Medicare Part D: Challenges Loom Ahead

Policymakers must act quickly to protect prescription coverage for America’s seniors.

Millions of Americans who rely on Medicare Part D may be facing sticker shock in 2020 if solutions that address out-of-pocket costs and access are not enacted quickly, based on a report from the Lupus Foundation of America.

Medicare Part D provides prescription drug coverage to more than 44 million Medicare recipients. While prescription drug coverage under part D hasn’t been around for as long as people may think, its popularity stems from its far reaching importance to the overall health of its millions of beneficiaries.

“Medicare did not offer a prescription drug benefit until Part D was enacted in 2003,” said Patrick Wildman, vice president of Advocacy & Government Relations for the Lupus Foundation of America. “Since then, it has greatly improved the health of so many people.” Beneficiaries include lupus patients, who incur an average of $12,643 per year in direct health care costs.

While Part D has been a big step, Wildman believes policymakers need to address looming challenges, including the impending “out-of-pocket” cliff, specialty tiers and more. The right policies will protect prescription medication coverage for America’s seniors, but Wildman notes we need the political will to make them happen.

The “Out-of-Pocket” Cliff

In 2005, the Lupus Foundation of America established the Medicare Access for Patients Rx (MAPRx) coalition — a group of more than 55 patient advocacy organizations representing seniors who depend on Medicare Part D for their prescription medications. The coalition recently published a report highlighting some of the challenges faced by Part D beneficiaries.

The most pressing issue, according to the report, is a steep increase in the “out-of-pocket” threshold, the amount patients pay before entering catastrophic coverage where their payment responsibility for their medicines drops to five percent for the remainder of the plan year. The Affordable Care Act capped how much that limit could increase each year. But the limit on growth of the threshold is set to expire in 2020, adding $1,250 to threshold in just one year, unless Congress acts.
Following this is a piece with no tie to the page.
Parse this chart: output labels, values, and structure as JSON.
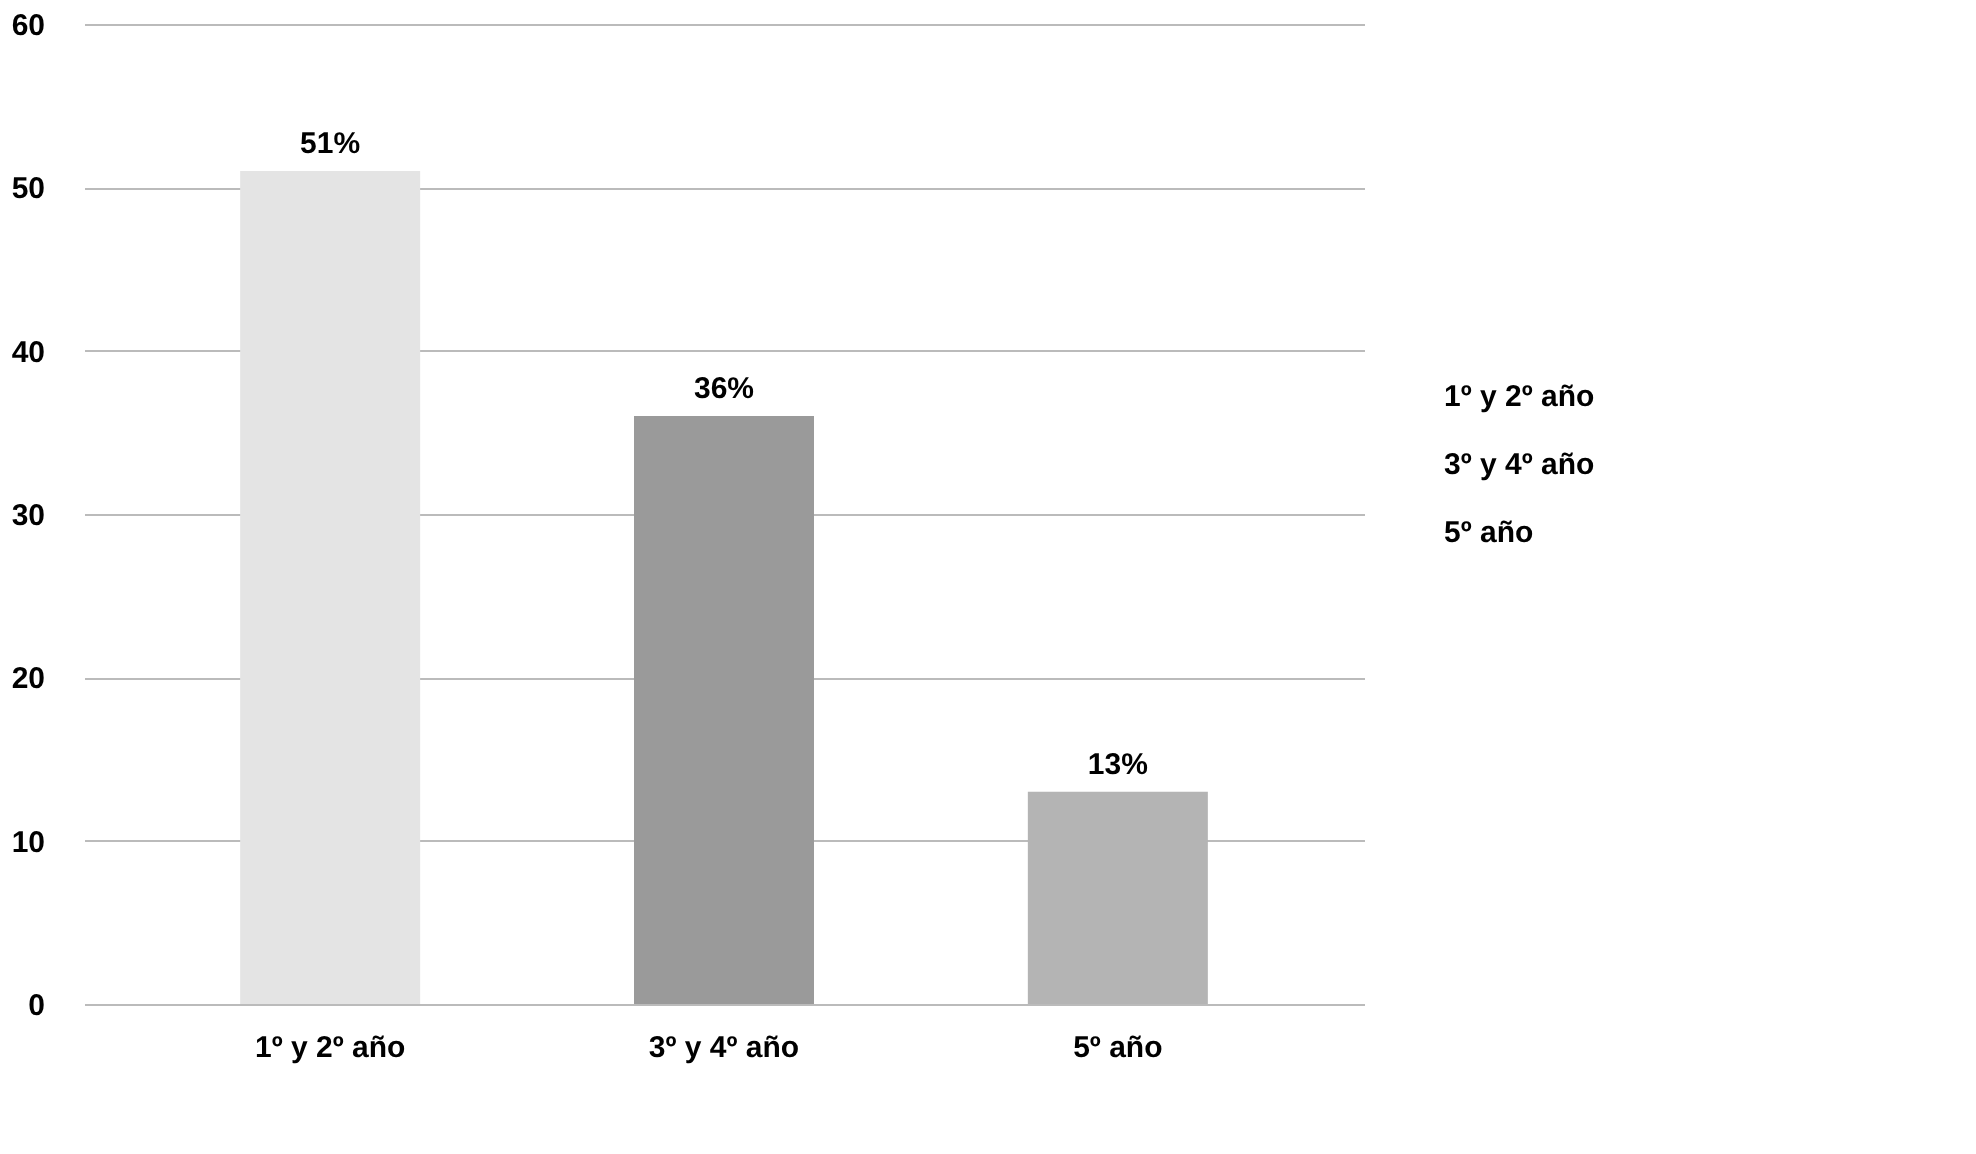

“It is a looming crisis,” Wildman said. “As a coalition, we are worried that with that big of a spike, people may have challenges accessing medication they need.”

Infographic of Medicare Part D, Out of Pocket Spending

Specialty Tiers on the Rise

Part D plans also have been increasingly placing more medications on specialty tiers, which force seniors to pay up to a third of the costs for certain particularly expensive treatments. A study found that Part D beneficiaries pay an average of $3,949 annually out of pocket for specialty treatments for rheumatoid arthritis, $5,238 for multiple sclerosis and $6,322 for chronic myeloid leukemia. These chronic illnesses require several treatments that are frequently listed on specialty tiers.

Part D beneficiaries have no recourse to request exceptions to specialty tier pricing, either.9 The MAPRx coalition is fighting to change that.

“I think we need to fundamentally address the role of specialty tiers in Part D,” Wildman said. “Placing a medication on a specialty tier may stop some patients from filling their prescriptions and getting the treatment that they need.”

There is a lot of work still to be done to improve Medicare Part D for our seniors.

Improving Part D with an Out-of-Pocket Cap

While Medicare Part B beneficiaries can enroll in additional coverage that limits their annual out-of-pocket spending, most Part D beneficiaries must pay 5 percent of their medication costs after they hit the catastrophic phase without limit. Depending on what medications they have been prescribed, this can amount to thousands of dollars each month. But by putting an out-of-pocket cap in place, however, policymakers could help Part D beneficiaries better manage the financial burden of their conditions and illnesses, according to Wildman.

Strengthening and protecting access to medications is critical for millions of seniors with chronic diseases. The first step in this process, according to Wildman, is to convince policymakers how important the benefit is for seniors and people with disabilities, as well as others who depend on it. The coalition also wants to ensure that existing patient protections within the program stay in place and that recently introduced pricing policies do not restrict access.

“There is a lot of work still to be done to improve Medicare Part D for our seniors,” Wildman said. “We are looking forward to strengthening the program in the years to come.”